Africa’s biggest producer of oil runs dry
From OKORO CHINEDU in Lagos, Nigeria
LAGOS, (CAJ News) – A LEADING financial think-tank has warned of the implications of the current fuel shortages on a Nigerian economy that is already on a free-fall.
Rand Merchant Bank (RMB), in its latest Global Markets update, released on Wednesday, highlighted a number of developments that suggest no end in sight to the setback.
“The macroeconomic implications of the fuel shortage are severe,” RMB projected.
“Output will consistently fall as businesses are forced to scale-back operations while the run-up in prices generates rampant inflation, setting back an already faltering economy.”
There have been positive developments however with news the refinery at Kaduna, which has the capacity to produce 110 000 barrels per day (bpd) of fuel, will reportedly be back online by mid-April. “But there is no indication as to when the units at Port Harcourt and Warri will recommence production,” RMB said nonetheless.
The financial firm pointed out this was unlikely to give comfort to stranded motorists who have been forced to endure chronic fuel shortages since May.
A dearth of hard-currency US dollar inflows has severely constrained the ability of the National Petroleum to service its import commitments, RMB stated.

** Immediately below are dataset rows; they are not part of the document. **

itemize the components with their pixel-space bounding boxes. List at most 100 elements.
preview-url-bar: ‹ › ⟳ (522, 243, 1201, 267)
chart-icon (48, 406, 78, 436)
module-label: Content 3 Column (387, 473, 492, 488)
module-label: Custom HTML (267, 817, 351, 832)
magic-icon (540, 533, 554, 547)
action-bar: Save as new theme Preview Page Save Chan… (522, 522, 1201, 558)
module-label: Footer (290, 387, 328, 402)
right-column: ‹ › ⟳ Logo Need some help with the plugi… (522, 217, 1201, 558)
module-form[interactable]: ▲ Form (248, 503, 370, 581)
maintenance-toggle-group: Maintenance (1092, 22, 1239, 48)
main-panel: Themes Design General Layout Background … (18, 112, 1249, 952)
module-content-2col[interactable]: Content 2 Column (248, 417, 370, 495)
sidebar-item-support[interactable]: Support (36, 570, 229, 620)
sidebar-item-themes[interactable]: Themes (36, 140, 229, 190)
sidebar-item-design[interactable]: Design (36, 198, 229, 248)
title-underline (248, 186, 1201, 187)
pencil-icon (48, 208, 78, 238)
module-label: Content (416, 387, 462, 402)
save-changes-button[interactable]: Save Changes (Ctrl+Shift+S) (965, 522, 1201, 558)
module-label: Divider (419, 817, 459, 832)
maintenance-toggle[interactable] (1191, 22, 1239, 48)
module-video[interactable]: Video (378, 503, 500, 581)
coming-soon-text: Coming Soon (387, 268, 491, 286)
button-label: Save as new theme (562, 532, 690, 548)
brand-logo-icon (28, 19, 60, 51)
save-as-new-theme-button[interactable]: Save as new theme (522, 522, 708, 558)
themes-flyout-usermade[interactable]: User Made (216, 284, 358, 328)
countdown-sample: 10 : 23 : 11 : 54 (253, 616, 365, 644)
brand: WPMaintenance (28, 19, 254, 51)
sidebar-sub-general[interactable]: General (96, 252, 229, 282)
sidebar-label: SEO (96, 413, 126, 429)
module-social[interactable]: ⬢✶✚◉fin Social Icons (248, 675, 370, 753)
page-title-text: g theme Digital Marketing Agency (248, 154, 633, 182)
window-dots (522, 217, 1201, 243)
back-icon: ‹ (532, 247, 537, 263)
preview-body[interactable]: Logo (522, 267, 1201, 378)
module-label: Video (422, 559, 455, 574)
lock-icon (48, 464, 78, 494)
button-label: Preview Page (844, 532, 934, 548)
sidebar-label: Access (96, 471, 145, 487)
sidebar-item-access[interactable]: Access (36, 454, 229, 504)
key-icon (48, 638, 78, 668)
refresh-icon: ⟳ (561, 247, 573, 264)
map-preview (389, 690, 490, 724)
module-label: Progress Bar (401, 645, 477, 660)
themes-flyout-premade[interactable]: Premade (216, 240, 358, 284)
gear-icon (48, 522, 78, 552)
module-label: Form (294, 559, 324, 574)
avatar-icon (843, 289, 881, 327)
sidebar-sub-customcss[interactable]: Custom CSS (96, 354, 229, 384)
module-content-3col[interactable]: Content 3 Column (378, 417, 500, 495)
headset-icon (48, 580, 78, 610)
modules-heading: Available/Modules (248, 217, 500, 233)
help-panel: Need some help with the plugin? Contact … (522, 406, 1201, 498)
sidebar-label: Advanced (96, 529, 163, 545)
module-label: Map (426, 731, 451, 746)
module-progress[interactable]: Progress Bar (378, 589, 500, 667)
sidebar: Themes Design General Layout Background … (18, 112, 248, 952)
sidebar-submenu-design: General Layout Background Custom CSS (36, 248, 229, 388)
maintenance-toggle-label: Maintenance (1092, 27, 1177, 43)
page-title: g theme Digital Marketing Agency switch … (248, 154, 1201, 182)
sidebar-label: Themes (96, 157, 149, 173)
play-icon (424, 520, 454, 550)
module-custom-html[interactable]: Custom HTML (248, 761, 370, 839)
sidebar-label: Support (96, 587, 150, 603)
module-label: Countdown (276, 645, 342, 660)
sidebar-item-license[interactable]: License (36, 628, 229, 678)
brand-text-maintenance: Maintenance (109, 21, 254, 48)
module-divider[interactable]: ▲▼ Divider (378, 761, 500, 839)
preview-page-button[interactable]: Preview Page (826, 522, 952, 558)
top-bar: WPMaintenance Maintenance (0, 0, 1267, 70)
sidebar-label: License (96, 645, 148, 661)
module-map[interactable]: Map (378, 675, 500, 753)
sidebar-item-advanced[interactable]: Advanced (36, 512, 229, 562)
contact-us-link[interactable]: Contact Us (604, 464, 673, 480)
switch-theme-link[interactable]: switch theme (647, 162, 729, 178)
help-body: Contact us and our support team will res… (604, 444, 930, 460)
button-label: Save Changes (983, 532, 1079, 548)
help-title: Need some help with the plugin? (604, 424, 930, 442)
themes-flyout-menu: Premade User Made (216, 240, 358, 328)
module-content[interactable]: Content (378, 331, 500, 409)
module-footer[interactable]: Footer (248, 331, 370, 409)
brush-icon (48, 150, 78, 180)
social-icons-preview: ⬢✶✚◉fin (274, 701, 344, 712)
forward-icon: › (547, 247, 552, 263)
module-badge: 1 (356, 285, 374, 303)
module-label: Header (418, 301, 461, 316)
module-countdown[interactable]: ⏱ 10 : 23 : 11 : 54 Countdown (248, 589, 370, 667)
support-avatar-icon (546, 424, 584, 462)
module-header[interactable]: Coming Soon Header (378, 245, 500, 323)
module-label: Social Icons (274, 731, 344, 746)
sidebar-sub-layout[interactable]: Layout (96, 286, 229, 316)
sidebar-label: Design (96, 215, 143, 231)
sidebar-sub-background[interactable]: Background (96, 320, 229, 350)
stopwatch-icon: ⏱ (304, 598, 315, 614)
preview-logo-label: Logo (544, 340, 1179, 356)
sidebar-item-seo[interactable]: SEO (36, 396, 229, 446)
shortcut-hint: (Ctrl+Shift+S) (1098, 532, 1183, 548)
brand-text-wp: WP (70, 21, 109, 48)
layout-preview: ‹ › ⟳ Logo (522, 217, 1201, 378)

“Oil marketers, whose import allocations account for 58 percent of Nigeria’s fuel supplies, have held the economy to ransom by withholding stocks until arrears are settled at a favourable exchange rate. The Ministry of Petroleum Resources has ostensibly negotiated a workable solution to address the liquidity challenge, though details regarding his proposal are sketchy.”
Nigeria, the continent’s biggest producer of crude oil has been facing a dire shortage of fuel in recent weeks.
Coincidentally, plummeting oil prices in the international markets have slowed the growth of the economy, rated as the biggest in Africa.